My dog ate a chicken carcass this week. Andy, our 14-year-old Jack Russell terrier, snatched the carcass from our kitchen counter while my husband and I stepped away for about 30 minutes. When my husband returned, he caught Andy trying to bury the last bits of the chicken in the living room couch. We can’t figure out how he got the carcass — he’s a small dog and it’s a tall counter so he actually had to climb his way up and over to reach his prize. Andy may be old, but he’s still determined, and frankly, he’s smarter than we are.
We shouldn’t be surprised. Over the years, Andy has eaten two feet of sheet rock (he’d sniffed out a baby squirrel that had fallen behind our bedroom wall and then presented it to us in our living room); more than 1/2 pound of gourmet salami, which he consumed in the three minutes it took me to greet our dinner guests at the door (I kept looking under the couch thinking the salami had somehow rolled off the coffee table); and in one legendary episode — please stop reading if you are easily offended — numerous feminine hygiene products, which miraculously did not need to be surgically removed (according to our wonderful vet, June Sailor O’Day, dogs ingest these products with great regularity, but instances are not openly discussed for obvious reasons; this blog dares to break the silence). This brief list just scratches the surface. At one point, I think we were running a tab at the emergency vet clinic.
These escapades are what we’ve come to expect owning Andy and my husband and I don’t care. We don’t care because when we come home, he greets us like we are Lazarus rising from the dead. We don’t care because when we argue, Andy sits between us and waits patiently for us to return to our senses, sometimes nuzzling us to get on with the forgiveness. We don’t care because when we watch Andy run — filled with absolute, pure joy — his pleasure reminds us of the happiness small things bring, no matter what large drama, real or imagined, we might be tackling.
My husband and I have been married for 13 years and Andy’s been here for 11 1/2 of them (we adopted him when he was just 2 1/2). There have been days when given the choice between my husband or the dog, I would have chosen the dog. I can say this because given the same choice, there have been days when my husband would have chosen the dog, too. Andy, and most every other dog on the planet, gives us what we all crave — unconditional love, attention, and loyalty. Plus, he is a very good listener. Andy joins me in the studio every day and he’s heard me rehearse my one-woman show I Will Be Good at least 100 times. He seems to enjoy it.

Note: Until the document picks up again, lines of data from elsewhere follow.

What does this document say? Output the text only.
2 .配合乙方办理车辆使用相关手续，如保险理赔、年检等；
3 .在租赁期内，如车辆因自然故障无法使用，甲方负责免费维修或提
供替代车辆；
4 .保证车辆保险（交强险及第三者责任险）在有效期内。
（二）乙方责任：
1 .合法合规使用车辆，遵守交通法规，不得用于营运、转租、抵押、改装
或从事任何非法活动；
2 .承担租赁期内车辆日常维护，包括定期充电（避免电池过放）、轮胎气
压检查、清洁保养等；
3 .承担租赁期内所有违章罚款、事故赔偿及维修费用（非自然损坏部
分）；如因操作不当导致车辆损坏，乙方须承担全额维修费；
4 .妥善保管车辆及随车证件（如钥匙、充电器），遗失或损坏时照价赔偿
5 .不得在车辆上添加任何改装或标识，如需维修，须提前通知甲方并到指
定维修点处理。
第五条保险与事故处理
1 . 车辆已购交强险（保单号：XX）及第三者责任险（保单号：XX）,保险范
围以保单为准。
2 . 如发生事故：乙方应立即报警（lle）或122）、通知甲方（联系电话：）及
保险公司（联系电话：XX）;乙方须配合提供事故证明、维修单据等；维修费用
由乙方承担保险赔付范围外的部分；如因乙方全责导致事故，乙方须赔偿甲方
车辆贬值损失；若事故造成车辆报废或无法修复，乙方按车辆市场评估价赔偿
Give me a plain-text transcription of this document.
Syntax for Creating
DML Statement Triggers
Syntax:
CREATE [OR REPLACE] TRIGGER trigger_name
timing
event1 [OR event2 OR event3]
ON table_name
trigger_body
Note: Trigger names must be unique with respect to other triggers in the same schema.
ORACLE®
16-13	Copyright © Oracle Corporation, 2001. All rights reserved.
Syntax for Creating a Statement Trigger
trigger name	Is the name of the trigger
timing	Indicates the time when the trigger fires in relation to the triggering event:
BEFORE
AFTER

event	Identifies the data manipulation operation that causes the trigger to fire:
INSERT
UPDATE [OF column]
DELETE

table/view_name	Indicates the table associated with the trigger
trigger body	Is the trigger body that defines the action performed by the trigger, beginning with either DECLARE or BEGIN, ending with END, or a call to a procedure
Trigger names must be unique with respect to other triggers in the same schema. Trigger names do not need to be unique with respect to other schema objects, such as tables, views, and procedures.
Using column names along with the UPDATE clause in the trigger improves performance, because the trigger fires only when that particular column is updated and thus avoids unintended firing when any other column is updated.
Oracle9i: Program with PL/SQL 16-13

I think dogs really do feel joy as well as other emotions and writer Larry Brown agrees with me. He’s quoted in a wonderful little book called Southern Dogs and Their People, which I found in our fabulous independent bookstore, The Toadstool Bookshop. The book is a collection of quotes from Southern writers about dogs, and in it Brown writes about his dog, Sam:
He’s an excellent mole dog…We have a lot of fun with him and one of the things we do to him is pick up Pooch, our other dog, a white beagle, and hug him and push Sam back, and before long he’ll perform these incredible leaps four feet off the ground…It’s really enlightening to watch it and wonder about the emotions of dogs. It’s pure jealousy, and you wouldn’t think a dog would know jealousy. It opens up other ramifications, like, do they know heartbreak? And loneliness? And angst? I think they do. I think they know fear and greed and love, impatience and uncertainty.
The Best Kind of Company
My husband and I are keenly aware our days with Andy are growing shorter. He’s 14, for goodness sakes, and while we know Jack Russells who’ve lived to a ripe old age — Josephine, who lived to be 20, and Ruby, who is still with us at 16 — each day with Andy is a gift. Our neighbor, who recently had to put down his beloved 12-year-old lab, Harry, knows the gift well. He and Harry had a ritual, where our neighbor would give Harry part of his toast each morning. Recalling their time together, our neighbor simply said, “I’ve had a dozen dogs over the years, but none was quite like Harry. I don’t think I’ve had a whole piece of toast in 12 years.”
Fortunately, Andy seems to have escaped the dangers that eating an entire chicken carcass can bring and hopefully he can stay out of trouble for a while longer. As I write, however, he sits next to me, stomach still gurgling, gazing out the window at the squirrels, and quivering as he anticipates his next chase.